Durch diese Gesetzesänderung ist dagegen nicht die Möglichkeit geschaffen worden, bei der Kostenentscheidung nach Klagerücknahme auch die materiell-rechtliche Kostenerstattungspflicht zu berücksichtigen (Hannich/Meyer-Seitz, ZPO-Reform 2002, Rdn. 9; a.A. Schneider, ZPO-Reform 2002, Rdn. 160). Die Kostenvorschriften der ZPO befassen sich nach wie vor nur mit dem prozessualen Kostenerstattungsanspruch. Die Kostenpflicht muß sich aus der Prozeßsituation ergeben. Materiell-rechtliche Erwägungen dürfen dabei grundsätzlich keine Rolle spielen. Das Gericht soll nicht gezwungen sein, im Rahmen der Kostenentscheidung - von den gesetzlich begründeten Ausnahmefällen abgesehen - materiell-rechtliche Anspruchsgrundlagen zu prüfen.
Im vorliegenden Fall besteht für eine ausweitende Auslegung des § 269 Abs. 3 S. 2 ZPO auch kein Anlaß. Die Klägerin hätte es bei ihrer Erledigungserklärung belassen können. Dann wäre die Erledigung, falls die Beklagten sich der Erklärung nicht noch angeschlossen hätten, durch Urteil festgestellt worden. Die Unannehmlichkeiten, die mit der Wahrnehmung des Verhandlungstermins verbunden sind, rechtfertigen nicht die Durchbrechung der kostenrechtlichen Grundsätze im Wege der Gesetzesauslegung. Hier Abhilfe zu schaffen, ist Sache des Gesetzgebers. Das ist auch bereits geplant. In dem Regierungsentwurf des Gesetzes zur Modernisierung der Justiz ist vorgesehen, § 91 a Abs. 1 ZPO durch folgenden Satz zu ergänzen: "Dasselbe gilt, wenn der Beklagte der Erledigungserklärung des Klägers nicht innerhalb einer Notfrist von zwei Wochen seit der Zustellung des Schriftsatzes widerspricht ..." (BR-Drucks. 378/03). Damit könnte auch ohne mündliche Verhandlung über die Kosten nach § 91 a ZPO entschieden werden, wenn der Beklagte - wie hier - zu der Erledigungserklärung des Klägers schweigt.

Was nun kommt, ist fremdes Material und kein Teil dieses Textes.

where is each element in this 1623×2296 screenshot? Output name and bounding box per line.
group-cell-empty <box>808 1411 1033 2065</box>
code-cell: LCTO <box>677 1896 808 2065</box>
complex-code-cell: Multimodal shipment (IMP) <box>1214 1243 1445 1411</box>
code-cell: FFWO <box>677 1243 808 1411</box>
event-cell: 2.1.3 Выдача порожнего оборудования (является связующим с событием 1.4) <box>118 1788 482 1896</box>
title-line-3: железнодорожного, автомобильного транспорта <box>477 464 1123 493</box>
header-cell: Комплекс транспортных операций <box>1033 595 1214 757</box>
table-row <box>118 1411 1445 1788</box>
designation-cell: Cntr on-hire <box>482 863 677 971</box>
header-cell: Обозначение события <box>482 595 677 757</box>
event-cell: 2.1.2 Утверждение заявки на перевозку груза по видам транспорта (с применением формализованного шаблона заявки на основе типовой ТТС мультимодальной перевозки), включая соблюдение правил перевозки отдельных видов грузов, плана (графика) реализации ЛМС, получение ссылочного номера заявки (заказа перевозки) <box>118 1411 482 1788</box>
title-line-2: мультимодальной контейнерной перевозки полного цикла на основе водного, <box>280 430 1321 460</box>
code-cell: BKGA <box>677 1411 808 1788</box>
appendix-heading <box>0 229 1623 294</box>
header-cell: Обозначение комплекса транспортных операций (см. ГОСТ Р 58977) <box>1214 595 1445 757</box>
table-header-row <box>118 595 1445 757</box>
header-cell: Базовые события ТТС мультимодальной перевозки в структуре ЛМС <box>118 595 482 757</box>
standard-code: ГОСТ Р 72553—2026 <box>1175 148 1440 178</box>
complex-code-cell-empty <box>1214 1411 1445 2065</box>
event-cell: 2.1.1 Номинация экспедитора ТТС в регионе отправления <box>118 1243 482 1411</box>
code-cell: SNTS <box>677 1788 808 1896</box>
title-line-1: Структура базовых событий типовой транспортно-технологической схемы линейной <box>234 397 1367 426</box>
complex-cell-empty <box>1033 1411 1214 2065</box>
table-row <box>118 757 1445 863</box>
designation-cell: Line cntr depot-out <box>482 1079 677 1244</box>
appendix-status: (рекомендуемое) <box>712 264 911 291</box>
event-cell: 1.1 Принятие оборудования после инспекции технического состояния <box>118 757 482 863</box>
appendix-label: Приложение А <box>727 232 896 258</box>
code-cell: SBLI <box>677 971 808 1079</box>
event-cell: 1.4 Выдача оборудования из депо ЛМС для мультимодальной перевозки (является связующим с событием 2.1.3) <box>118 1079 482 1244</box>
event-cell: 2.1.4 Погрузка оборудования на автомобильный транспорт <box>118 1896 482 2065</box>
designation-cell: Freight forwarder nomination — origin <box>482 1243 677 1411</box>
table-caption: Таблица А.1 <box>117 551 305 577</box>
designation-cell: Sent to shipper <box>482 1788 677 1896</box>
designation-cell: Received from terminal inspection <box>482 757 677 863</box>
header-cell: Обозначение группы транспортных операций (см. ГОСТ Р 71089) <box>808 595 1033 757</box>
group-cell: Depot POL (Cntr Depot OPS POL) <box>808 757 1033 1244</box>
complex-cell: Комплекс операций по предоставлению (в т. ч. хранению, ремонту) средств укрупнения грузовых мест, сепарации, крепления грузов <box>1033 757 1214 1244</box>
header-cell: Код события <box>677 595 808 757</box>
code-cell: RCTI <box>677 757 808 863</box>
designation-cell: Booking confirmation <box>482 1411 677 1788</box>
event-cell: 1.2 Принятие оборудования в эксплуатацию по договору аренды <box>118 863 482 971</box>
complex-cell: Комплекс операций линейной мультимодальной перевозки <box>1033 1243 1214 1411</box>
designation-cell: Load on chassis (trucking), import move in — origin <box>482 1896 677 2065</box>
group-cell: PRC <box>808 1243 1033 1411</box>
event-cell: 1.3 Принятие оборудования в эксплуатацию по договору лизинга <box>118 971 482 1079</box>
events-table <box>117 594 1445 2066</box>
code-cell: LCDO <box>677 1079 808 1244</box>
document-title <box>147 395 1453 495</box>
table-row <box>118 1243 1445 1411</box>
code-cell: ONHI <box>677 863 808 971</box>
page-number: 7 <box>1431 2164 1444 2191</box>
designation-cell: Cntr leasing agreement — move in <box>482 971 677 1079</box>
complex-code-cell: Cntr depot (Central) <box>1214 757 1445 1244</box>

2. Schließlich scheidet auch eine analoge Anwendung des § 269 Abs. 3 S. 3 ZPO aus (a.A. Bonifacio, MDR 2002, 499). Danach sind die Kosten wie bei einer übereinstimmenden Erledigungserklärung zu verteilen, wenn der Anlaß zur Klageerhebung vor Rechtshängigkeit weggefallen ist und der Kläger die Klage daraufhin unverzüglich zurücknimmt. Nach bisheriger Rechtslage hatte der Kläger in diesen Fällen keine Möglichkeit, in dem laufenden Verfahren eine für ihn ungünstige Kostenentscheidung zu vermeiden. Deshalb hat das ZPO-Reformgesetz diesen Sonderfall abweichend von dem Grundsatz des § 269 Abs. 3 S. 2 ZPO geregelt. Die vorliegende Fallgestaltung ist damit nicht vergleichbar. Denn hier kann die klagende Partei durch eine Erledigungserklärung eine für sie günstige Kostenentscheidung erwirken.